I'll second Doc on a longer rod for casting. I also like braid. For POW silvers, most fish will be in the 8-14 pound range. So it depends on how exciting of a fight you want. Personally I don't like ugly sticks for powerful fish. I don't like how their tips are for fighting something taking drag. So use a lighter rod for more of a challenge or a stiffer one for less. Any of those brands are great. We used to use lamiglas for kings, but for the size of fish you are going after, you don't need a king rod. 

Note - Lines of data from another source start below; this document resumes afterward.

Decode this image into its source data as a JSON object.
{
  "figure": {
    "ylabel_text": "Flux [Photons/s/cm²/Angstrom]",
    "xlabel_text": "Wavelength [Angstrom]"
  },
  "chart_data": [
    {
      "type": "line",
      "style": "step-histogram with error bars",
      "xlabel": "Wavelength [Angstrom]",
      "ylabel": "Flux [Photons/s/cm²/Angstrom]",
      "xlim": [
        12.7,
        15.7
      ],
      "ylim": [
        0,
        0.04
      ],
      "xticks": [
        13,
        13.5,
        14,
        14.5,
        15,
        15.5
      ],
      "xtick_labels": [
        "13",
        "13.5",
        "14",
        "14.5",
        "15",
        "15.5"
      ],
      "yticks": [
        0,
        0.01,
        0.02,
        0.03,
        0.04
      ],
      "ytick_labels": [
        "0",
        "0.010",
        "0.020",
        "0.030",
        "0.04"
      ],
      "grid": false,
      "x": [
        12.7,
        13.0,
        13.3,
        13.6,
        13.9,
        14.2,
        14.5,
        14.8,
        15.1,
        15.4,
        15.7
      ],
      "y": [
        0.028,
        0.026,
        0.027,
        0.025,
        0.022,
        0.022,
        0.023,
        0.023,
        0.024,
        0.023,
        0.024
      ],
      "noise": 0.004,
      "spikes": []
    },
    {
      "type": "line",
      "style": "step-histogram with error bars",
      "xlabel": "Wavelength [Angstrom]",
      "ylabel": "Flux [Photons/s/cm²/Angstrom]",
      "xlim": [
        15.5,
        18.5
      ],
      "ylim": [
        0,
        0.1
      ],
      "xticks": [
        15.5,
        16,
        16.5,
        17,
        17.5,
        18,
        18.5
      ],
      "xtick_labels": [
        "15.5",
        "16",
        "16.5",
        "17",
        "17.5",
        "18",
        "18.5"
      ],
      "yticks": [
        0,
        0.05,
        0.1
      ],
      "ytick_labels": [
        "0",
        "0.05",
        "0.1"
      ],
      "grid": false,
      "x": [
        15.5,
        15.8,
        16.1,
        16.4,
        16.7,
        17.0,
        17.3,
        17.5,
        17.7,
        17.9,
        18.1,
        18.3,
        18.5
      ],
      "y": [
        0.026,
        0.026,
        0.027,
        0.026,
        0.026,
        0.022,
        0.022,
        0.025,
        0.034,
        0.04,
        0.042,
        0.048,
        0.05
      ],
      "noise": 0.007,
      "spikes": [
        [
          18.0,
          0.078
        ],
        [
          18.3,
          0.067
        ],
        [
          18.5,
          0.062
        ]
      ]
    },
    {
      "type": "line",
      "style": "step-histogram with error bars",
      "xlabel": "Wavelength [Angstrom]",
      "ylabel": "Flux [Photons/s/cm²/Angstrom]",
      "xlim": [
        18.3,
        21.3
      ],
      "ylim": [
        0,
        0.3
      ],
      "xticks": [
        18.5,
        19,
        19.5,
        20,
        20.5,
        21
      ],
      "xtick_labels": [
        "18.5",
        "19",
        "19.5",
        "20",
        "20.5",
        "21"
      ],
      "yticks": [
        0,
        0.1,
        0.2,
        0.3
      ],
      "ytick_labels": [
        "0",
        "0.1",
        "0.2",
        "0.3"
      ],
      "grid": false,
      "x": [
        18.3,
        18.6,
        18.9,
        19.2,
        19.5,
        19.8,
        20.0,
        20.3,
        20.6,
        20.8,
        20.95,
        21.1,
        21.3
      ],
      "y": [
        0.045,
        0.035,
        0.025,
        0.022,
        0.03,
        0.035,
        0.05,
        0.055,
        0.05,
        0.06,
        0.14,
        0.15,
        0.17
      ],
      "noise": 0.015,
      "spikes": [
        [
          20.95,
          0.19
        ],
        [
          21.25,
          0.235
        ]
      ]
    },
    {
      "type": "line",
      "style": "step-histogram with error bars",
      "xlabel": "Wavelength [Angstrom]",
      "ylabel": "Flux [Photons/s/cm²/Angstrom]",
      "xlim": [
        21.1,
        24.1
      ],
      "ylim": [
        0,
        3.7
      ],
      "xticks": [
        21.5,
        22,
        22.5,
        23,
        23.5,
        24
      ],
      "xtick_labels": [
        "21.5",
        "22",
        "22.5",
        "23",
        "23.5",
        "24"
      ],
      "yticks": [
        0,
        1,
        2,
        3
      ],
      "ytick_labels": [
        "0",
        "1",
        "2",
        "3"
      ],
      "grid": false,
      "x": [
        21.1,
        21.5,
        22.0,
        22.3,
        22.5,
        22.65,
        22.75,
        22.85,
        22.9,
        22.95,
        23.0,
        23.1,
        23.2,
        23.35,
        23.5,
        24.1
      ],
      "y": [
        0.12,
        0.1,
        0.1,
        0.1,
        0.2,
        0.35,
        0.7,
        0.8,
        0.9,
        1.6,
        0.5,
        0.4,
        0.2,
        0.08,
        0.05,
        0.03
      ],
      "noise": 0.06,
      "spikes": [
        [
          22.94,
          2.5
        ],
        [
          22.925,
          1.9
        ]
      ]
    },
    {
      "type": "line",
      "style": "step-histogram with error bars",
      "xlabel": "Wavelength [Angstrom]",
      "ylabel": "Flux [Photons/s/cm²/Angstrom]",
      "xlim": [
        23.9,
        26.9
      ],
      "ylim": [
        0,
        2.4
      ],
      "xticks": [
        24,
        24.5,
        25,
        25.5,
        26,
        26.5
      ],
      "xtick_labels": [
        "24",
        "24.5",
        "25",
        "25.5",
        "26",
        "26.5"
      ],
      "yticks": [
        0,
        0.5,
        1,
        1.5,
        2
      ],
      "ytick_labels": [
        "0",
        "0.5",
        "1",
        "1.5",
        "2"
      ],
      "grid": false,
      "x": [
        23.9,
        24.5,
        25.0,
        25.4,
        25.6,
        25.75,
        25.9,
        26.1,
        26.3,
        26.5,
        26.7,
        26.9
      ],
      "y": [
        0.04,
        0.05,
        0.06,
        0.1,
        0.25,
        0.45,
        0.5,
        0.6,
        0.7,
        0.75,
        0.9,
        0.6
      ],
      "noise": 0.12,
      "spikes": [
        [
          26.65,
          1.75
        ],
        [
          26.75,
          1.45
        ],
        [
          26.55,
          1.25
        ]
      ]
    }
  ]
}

I'm not very familiar with shimano 2500 size, but it looks a little small for slivers.


----------



## DocEsox (May 12, 2008)

You're right about the 2500....mostly used it in streams. For big casting 4000 would probably be best....especially for shore casting... When I first was in Alaska....early 90's...late in the season I would fish the Little Susitna River.....placid and not too deep with an old Fenwick 7' (rated for 6-12 lbs line...prebraid era) rod (back when they were US made) and a Shimano Symetre 2500. Do have to admit the reel started to seize up after several trips and probably 100 silvers. When I opened it up the drag was completed fried....as was most of the gearing....hey..it was darn fun.


----------



## archerben (Sep 14, 2007)

Interesting comments on the length of rod. The shortest "salmon/steelhead" type rod I can find is an 8'6". All medium to medium heavy 7' rods I've looked at are one piece, which makes transport an issue (I will likely be driving).

You guys have convinced me that the Saragosa I was looking at is overkill, and I'm thinking a 4000 size reel is going to be better. Unfortunately, none of the smaller reels are really made for saltwater.


----------